Among the additional sales staff, Dell plans to increase support for its Partner Direct program for solution providers, Dell wrote.
"Our goal is to increase sales coverage and expand the depth of partnerships with channel partners in our Partner Direct program. We also expect to significantly increase investment in training for both new and existing sales personnel, including our channel partners," he wrote.
Meanwhile, a go-private deal would allow Dell to make significant investments in research and development, capital expenditures and other personnel additions, Dell wrote.
"This includes hiring additional R&D, services and sales personnel in order to extend the depth and breadth of our capabilities and to increase the number of customers to whom such services and solutions are provided," wrote Dell in the email.
Additional investments are required in converged infrastructure solutions, software, cloud solutions, application development and modernization, consulting and managed security services, according to Dell.

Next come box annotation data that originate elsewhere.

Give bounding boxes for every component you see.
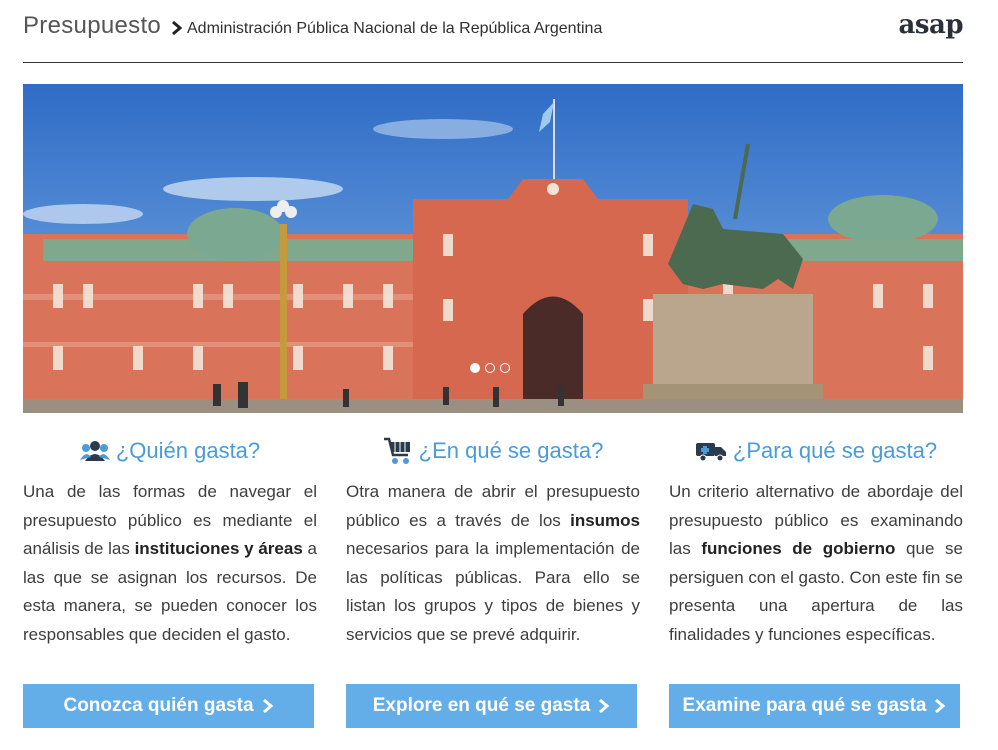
breadcrumb[interactable]: Administración Pública Nacional de la Re… bbox=[187, 20, 602, 38]
carousel-dot-2[interactable] bbox=[485, 363, 495, 373]
section-title: ¿Quién gasta? bbox=[115, 438, 261, 463]
button-label: Examine para qué se gasta bbox=[682, 695, 927, 716]
description-bold: instituciones y áreas bbox=[134, 539, 303, 558]
section-title: ¿En qué se gasta? bbox=[418, 438, 604, 463]
carousel-dot-3[interactable] bbox=[500, 363, 510, 373]
chevron-right-icon bbox=[935, 698, 946, 714]
description-bold: funciones de gobierno bbox=[701, 539, 896, 558]
chevron-right-icon bbox=[262, 698, 273, 714]
carousel-dot-1[interactable] bbox=[470, 363, 480, 373]
button-label: Explore en qué se gasta bbox=[372, 695, 591, 716]
description-bold: insumos bbox=[570, 510, 640, 530]
chevron-right-icon bbox=[172, 21, 183, 35]
section-en-que-se-gasta: ¿En qué se gasta? Otra manera de abrir e… bbox=[346, 432, 640, 728]
carousel-indicators bbox=[470, 363, 510, 373]
section-title: ¿Para qué se gasta? bbox=[732, 438, 938, 463]
chevron-right-icon bbox=[599, 698, 610, 714]
cart-icon bbox=[383, 437, 410, 464]
asap-logo[interactable]: asap bbox=[898, 10, 963, 40]
conozca-quien-gasta-button[interactable]: Conozca quién gasta bbox=[23, 684, 314, 728]
section-description: Una de las formas de navegar el presupue… bbox=[23, 478, 317, 678]
page-header: Presupuesto Administración Pública Nacio… bbox=[23, 0, 963, 63]
section-heading[interactable]: ¿En qué se gasta? bbox=[346, 432, 640, 470]
hero-carousel[interactable] bbox=[23, 84, 963, 413]
section-para-que-se-gasta: ¿Para qué se gasta? Un criterio alternat… bbox=[669, 432, 963, 728]
explore-en-que-se-gasta-button[interactable]: Explore en qué se gasta bbox=[346, 684, 637, 728]
section-quien-gasta: ¿Quién gasta? Una de las formas de naveg… bbox=[23, 432, 317, 728]
section-heading[interactable]: ¿Para qué se gasta? bbox=[669, 432, 963, 470]
examine-para-que-se-gasta-button[interactable]: Examine para qué se gasta bbox=[669, 684, 960, 728]
section-description: Un criterio alternativo de abordaje del … bbox=[669, 478, 963, 678]
ambulance-icon bbox=[695, 443, 726, 462]
description-text: necesarios para la implementación de las… bbox=[346, 539, 640, 644]
page-title[interactable]: Presupuesto bbox=[23, 12, 161, 40]
section-description: Otra manera de abrir el presupuesto públ… bbox=[346, 478, 640, 678]
button-label: Conozca quién gasta bbox=[63, 695, 254, 716]
users-icon bbox=[79, 441, 110, 461]
section-heading[interactable]: ¿Quién gasta? bbox=[23, 432, 317, 470]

Additional acquisitions would be likely in order to complete the transaction, he wrote.
In the PC space, Dell's strategy has been to maximize gross margins. But, that would change to focus on maximizing revenue and cash flow growth "with the goal of improving long-term sales and competitive positioning," Dell wrote to employees.
Meanwhile, Dell also said he's challenged the company's ESG team to become the No. 1 server company, in terms of market share, in fiscal 2014.
"It is an exciting and achievable goal, which will put us in a strong position as converged infrastructure increasingly places compute at the heart of the data center," Dell wrote.
Dell reached agreement with Silver Lake Partners in February to take the company private for $13.65 per share, about $24.4 billion.
But, two other companies, The Blackstone Group and Icahn Enterprises, submitted bids during the "go-shop" period, and Dell is continuing conversations with all parties, the company said.